Outro dia, em uma aula, me perguntaram se a janela de contexto permite que um LLM aprenda com as interações com o usuário. Boa pergunta. E, na verdade, janela de contexto é um dos conceitos mais mal interpretados quando se fala de LLMs.
A janela de contexto não constitui aprendizado no sentido tradicional. Modelos baseados na arquitetura Transformer não “leem” texto como humanos. Eles operam sobre sequências de tokens e têm um limite máximo do quanto conseguem processar de uma vez. Esse limite é justamente a janela de contexto, ou seja, o número máximo de tokens que entram como entrada em uma única inferência.
Na prática, isso define o “campo de visão” do modelo. Tudo que está dentro da janela pode influenciar a resposta, e tudo que fica fora simplesmente não existe para ele naquele momento.
O mecanismo que torna isso possível é o self-attention. Ele permite que tokens considerem outros dentro da janela e ponderem sua relevância. É isso que dá ao modelo a capacidade de manter coerência, seguir instruções longas e integrar múltiplas informações em uma resposta.

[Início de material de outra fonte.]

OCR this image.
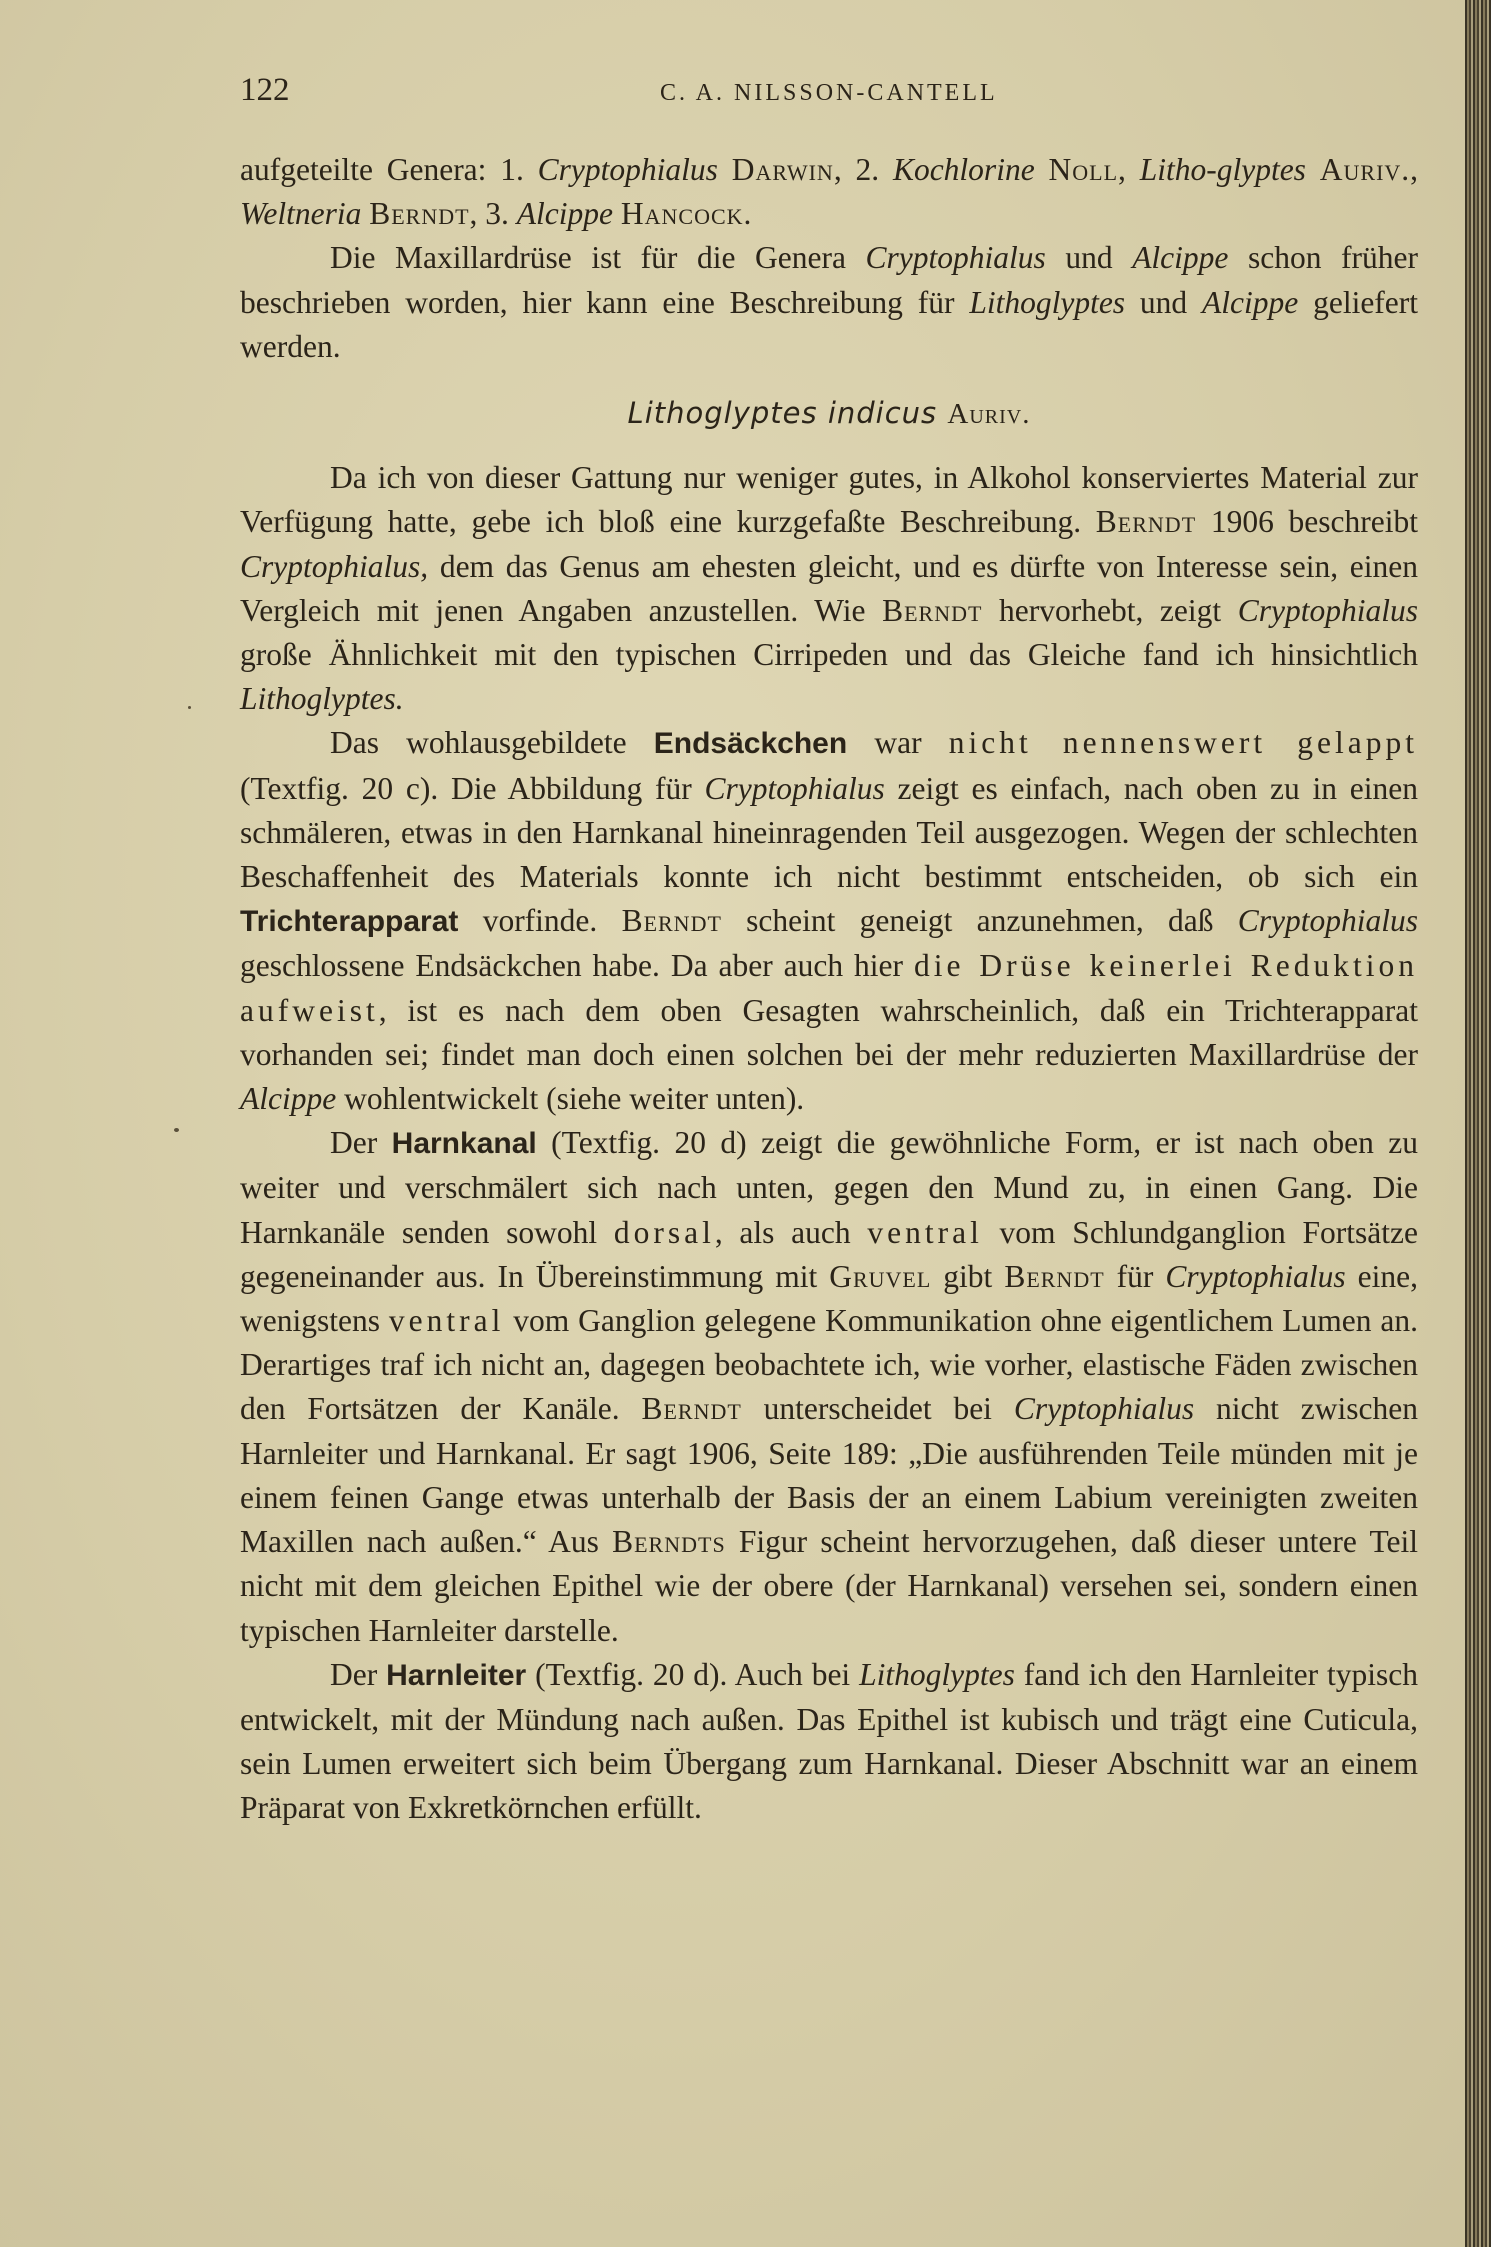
122	C. A. NILSSON-CANTELL

aufgeteilte Genera: 1. Cryptophialus Darwin, 2. Kochlorine Noll, Litho-glyptes Auriv., Weltneria Berndt, 3. Alcippe Hancock.

Die Maxillardrüse ist für die Genera Cryptophialus und Alcippe schon früher beschrieben worden, hier kann eine Beschreibung für Lithoglyptes und Alcippe geliefert werden.

Lithoglyptes indicus Auriv.

Da ich von dieser Gattung nur weniger gutes, in Alkohol konserviertes Material zur Verfügung hatte, gebe ich bloß eine kurzgefaßte Beschreibung. Berndt 1906 beschreibt Cryptophialus, dem das Genus am ehesten gleicht, und es dürfte von Interesse sein, einen Vergleich mit jenen Angaben anzustellen. Wie Berndt hervorhebt, zeigt Cryptophialus große Ähnlichkeit mit den typischen Cirripeden und das Gleiche fand ich hinsichtlich Lithoglyptes.

Das wohlausgebildete Endsäckchen war nicht nennenswert gelappt (Textfig. 20 c). Die Abbildung für Cryptophialus zeigt es einfach, nach oben zu in einen schmäleren, etwas in den Harnkanal hineinragenden Teil ausgezogen. Wegen der schlechten Beschaffenheit des Materials konnte ich nicht bestimmt entscheiden, ob sich ein Trichterapparat vorfinde. Berndt scheint geneigt anzunehmen, daß Cryptophialus geschlossene Endsäckchen habe. Da aber auch hier die Drüse keinerlei Reduktion aufweist, ist es nach dem oben Gesagten wahrscheinlich, daß ein Trichterapparat vorhanden sei; findet man doch einen solchen bei der mehr reduzierten Maxillardrüse der Alcippe wohlentwickelt (siehe weiter unten).

Der Harnkanal (Textfig. 20 d) zeigt die gewöhnliche Form, er ist nach oben zu weiter und verschmälert sich nach unten, gegen den Mund zu, in einen Gang. Die Harnkanäle senden sowohl dorsal, als auch ventral vom Schlundganglion Fortsätze gegeneinander aus. In Übereinstimmung mit Gruvel gibt Berndt für Cryptophialus eine, wenigstens ventral vom Ganglion gelegene Kommunikation ohne eigentlichem Lumen an. Derartiges traf ich nicht an, dagegen beobachtete ich, wie vorher, elastische Fäden zwischen den Fortsätzen der Kanäle. Berndt unterscheidet bei Cryptophialus nicht zwischen Harnleiter und Harnkanal. Er sagt 1906, Seite 189: „Die ausführenden Teile münden mit je einem feinen Gange etwas unterhalb der Basis der an einem Labium vereinigten zweiten Maxillen nach außen.“ Aus Berndts Figur scheint hervorzugehen, daß dieser untere Teil nicht mit dem gleichen Epithel wie der obere (der Harnkanal) versehen sei, sondern einen typischen Harnleiter darstelle.

Der Harnleiter (Textfig. 20 d). Auch bei Lithoglyptes fand ich den Harnleiter typisch entwickelt, mit der Mündung nach außen. Das Epithel ist kubisch und trägt eine Cuticula, sein Lumen erweitert sich beim Übergang zum Harnkanal. Dieser Abschnitt war an einem Präparat von Exkretkörnchen erfüllt.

Mas há um detalhe importante. Embora a atenção seja ampla, na prática ela não é uniforme. Conforme o contexto cresce, ocorre uma espécie de diluição. Tokens mais antigos competem com muitos outros e tendem a perder influência. Isso ajuda a explicar por que modelos às vezes “esquecem” instruções dadas no início de uma conversa longa, mesmo que ainda estejam tecnicamente dentro da janela.
Outro ponto pouco intuitivo é que o modelo não armazena o texto bruto. Ele transforma a entrada em representações internas (embeddings e ativações), o que pode implicar uma compressão semântica. Detalhes finos podem se perder, enquanto padrões mais gerais são preservados.
Tudo isso pode dar a impressão de que o modelo está “aprendendo” ao longo da conversa. Esse comportamento é frequentemente chamado de in-context learning. Mas o nome engana, pois não há aprendizado no sentido de atualização de parâmetros, apenas adaptação temporária ao contexto fornecido.
Durante a inferência, os pesos do modelo permanecem estáticos. Eles foram definidos no treinamento, tipicamente via gradient descent, e não são atualizados quando você interage com o sistema. Não há backpropagation, não há ajuste de parâmetros, não há retenção persistente.
O que acontece é mais simples. A cada nova mensagem, o modelo processa novamente o histórico da conversa (dentro da janela) e gera a resposta condicionado a esse contexto. A sensação de memória é, na verdade, reprocessamento contínuo.
Isso cria algumas ilusões comuns. A primeira é achar que o modelo “aprendeu com você”. Se você remover o histórico, esse suposto aprendizado desaparece imediatamente. A segunda é acreditar que ele melhora ao longo da conversa, mas o que melhora é a quantidade e a organização do contexto disponível. A terceira é a ideia de personalização, quando, na prática, o comportamento está sendo condicionado pelo texto recente e altamente sensível à forma como esse contexto é estruturado.
Aprendizado real só acontece fora desse ciclo de inferência. Envolve atualização de pesos, seja via fine-tuning, seja por métodos como RLHF. Alternativamente, sistemas mais sofisticados podem acoplar memórias externas, como bancos de dados ou mecanismos de recuperação. Mas isso já não é mais propriedade do modelo em si, e sim da arquitetura ao redor dele.
A leitura mais honesta é que a janela de contexto não transforma o modelo em algo que aprende em tempo real. Ela o transforma em um sistema de inferência altamente condicionado, com uma espécie de memória temporária, mas descartável. E entender essa diferença muda bastante a forma de projetar sistemas com LLMs.